The extensive data requirements for AI tools, including sensitive personal information, also raise substantial privacy and security concerns. Esma urges firms to implement rigorous data protection measures to prevent breaches and ensure regulatory compliance.

Algorithmic biases can contribute to the “questionable robustness” of AI outputs. Particularly in natural language processing, AI can generate factually incorrect information. Moreover, biases embedded in training data can skew AI decisions, potentially leading to misleading investment advice and overlooked risks. This phenomenon, known as “hallucinations,” can have serious implications, Esma noted.

Balanced approach

In light of these concerns, Esma advocates for a balanced approach to AI adoption, stressing the need for robust risk management and transparency. Investment firms are encouraged to maintain human oversight, enhance transparency, secure data more effectively, and continuously monitor and adjust AI systems to address biases.

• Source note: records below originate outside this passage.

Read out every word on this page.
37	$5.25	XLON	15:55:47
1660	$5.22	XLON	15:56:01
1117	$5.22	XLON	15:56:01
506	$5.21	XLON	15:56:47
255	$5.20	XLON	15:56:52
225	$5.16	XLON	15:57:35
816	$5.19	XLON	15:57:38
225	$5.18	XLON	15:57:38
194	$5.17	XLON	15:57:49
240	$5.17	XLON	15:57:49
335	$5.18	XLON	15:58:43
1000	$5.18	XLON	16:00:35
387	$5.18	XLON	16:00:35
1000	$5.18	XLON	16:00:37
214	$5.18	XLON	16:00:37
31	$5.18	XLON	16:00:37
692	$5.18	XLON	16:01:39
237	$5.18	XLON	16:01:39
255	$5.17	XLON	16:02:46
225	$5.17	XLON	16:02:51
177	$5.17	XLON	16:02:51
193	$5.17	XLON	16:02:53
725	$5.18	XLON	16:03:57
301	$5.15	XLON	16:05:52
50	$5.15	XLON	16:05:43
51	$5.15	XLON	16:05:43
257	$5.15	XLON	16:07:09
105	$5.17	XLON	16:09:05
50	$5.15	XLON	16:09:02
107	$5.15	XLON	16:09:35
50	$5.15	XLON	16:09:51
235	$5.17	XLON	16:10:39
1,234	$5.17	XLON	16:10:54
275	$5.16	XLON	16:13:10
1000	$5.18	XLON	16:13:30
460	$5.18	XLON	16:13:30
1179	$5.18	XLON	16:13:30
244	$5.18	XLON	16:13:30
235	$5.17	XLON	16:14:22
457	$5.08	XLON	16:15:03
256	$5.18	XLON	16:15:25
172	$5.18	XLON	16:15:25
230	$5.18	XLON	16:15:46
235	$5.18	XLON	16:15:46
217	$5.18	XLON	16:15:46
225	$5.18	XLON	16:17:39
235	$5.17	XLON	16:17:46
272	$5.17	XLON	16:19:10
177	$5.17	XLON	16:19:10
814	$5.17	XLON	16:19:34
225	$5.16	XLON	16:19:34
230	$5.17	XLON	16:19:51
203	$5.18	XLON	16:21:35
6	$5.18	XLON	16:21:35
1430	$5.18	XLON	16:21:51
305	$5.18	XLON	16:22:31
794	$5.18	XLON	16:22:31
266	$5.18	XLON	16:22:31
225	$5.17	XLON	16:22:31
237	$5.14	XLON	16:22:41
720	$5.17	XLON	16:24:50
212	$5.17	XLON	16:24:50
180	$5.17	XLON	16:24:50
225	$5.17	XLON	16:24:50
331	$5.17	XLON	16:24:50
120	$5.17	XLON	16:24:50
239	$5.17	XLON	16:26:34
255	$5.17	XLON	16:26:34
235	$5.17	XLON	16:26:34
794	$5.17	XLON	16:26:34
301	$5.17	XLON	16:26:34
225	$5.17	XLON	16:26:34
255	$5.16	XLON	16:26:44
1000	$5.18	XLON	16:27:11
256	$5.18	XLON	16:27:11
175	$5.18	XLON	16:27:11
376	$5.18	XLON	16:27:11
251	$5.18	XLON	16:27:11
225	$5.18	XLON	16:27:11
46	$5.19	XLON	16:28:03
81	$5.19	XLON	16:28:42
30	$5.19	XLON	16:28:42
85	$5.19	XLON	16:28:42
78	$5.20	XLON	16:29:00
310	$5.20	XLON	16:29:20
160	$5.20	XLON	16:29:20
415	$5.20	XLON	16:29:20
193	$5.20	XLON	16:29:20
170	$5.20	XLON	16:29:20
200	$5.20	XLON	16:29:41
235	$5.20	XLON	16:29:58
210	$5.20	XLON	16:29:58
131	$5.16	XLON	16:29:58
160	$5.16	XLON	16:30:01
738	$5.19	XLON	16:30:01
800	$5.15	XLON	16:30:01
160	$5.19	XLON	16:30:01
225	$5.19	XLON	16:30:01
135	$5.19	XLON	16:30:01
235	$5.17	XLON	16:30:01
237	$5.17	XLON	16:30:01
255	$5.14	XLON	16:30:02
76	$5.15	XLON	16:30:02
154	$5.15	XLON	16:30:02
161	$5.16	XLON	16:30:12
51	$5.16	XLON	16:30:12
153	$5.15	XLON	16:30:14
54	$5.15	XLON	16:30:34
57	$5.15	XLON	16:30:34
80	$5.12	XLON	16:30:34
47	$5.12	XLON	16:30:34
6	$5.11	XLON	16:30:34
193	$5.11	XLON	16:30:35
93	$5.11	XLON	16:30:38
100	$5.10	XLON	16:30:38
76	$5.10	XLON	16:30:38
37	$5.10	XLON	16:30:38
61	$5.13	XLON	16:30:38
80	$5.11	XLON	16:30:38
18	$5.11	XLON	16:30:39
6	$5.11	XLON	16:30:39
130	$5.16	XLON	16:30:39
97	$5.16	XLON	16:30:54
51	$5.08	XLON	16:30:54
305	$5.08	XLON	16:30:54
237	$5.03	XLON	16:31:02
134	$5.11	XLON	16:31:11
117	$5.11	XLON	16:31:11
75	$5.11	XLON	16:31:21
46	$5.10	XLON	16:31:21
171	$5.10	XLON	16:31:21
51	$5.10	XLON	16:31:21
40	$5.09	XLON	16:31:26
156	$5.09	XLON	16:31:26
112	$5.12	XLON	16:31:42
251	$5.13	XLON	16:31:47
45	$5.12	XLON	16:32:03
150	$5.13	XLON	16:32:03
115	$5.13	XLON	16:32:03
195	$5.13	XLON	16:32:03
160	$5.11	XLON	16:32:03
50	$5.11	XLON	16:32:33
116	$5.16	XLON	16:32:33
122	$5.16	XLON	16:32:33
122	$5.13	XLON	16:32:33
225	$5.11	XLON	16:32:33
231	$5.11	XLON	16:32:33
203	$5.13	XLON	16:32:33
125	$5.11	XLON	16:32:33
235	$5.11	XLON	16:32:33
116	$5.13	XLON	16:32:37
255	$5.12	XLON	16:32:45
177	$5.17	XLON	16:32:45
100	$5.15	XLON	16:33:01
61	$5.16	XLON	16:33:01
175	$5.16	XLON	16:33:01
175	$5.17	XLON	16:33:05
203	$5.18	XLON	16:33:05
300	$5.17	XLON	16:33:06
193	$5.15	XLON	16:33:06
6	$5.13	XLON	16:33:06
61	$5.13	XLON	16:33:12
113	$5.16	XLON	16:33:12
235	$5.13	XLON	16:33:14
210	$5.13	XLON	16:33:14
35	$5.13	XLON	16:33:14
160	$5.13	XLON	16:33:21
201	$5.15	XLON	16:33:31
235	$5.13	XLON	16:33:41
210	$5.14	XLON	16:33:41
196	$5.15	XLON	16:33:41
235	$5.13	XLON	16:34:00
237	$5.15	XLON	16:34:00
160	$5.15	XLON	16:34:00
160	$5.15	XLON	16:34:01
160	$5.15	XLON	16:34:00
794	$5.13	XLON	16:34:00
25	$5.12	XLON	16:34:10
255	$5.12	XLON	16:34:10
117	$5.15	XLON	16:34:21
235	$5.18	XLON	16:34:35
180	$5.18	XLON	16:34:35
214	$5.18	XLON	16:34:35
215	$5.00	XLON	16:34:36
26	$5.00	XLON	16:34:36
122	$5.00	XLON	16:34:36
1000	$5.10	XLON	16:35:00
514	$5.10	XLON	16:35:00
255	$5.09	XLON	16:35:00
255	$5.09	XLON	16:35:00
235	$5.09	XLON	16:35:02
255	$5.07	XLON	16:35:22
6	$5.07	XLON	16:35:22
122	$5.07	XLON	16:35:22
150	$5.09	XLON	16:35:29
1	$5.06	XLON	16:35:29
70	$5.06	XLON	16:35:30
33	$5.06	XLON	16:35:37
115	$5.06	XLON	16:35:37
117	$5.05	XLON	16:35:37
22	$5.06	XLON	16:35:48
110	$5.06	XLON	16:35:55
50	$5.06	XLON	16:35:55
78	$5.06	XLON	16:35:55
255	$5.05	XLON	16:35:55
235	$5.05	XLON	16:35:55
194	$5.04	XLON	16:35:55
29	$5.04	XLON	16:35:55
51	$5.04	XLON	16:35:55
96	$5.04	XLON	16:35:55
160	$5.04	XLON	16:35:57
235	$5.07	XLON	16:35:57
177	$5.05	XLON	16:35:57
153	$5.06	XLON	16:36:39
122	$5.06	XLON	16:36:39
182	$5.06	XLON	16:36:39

Esma asserts that the focus should be on developing AI systems that enhance human capabilities without compromising ethical standards or regulatory requirements.

Closely monitor

As AI continues to evolve, Esma and national competent authorities will closely monitor developments, ready to adjust regulations as necessary to ensure investor protection and market integrity. Investment firms are urged to stay informed of these changes and proactively engage with regulatory bodies to navigate the complexities of AI responsibly.

In conclusion, while AI offers substantial promise in investment services, the risks are equally significant. By prioritising transparency, robust risk management, and human oversight, firms can harness the potential of AI while safeguarding investor confidence and protection. Responsible innovation is crucial to unlocking the benefits of AI without falling prey to its pitfalls.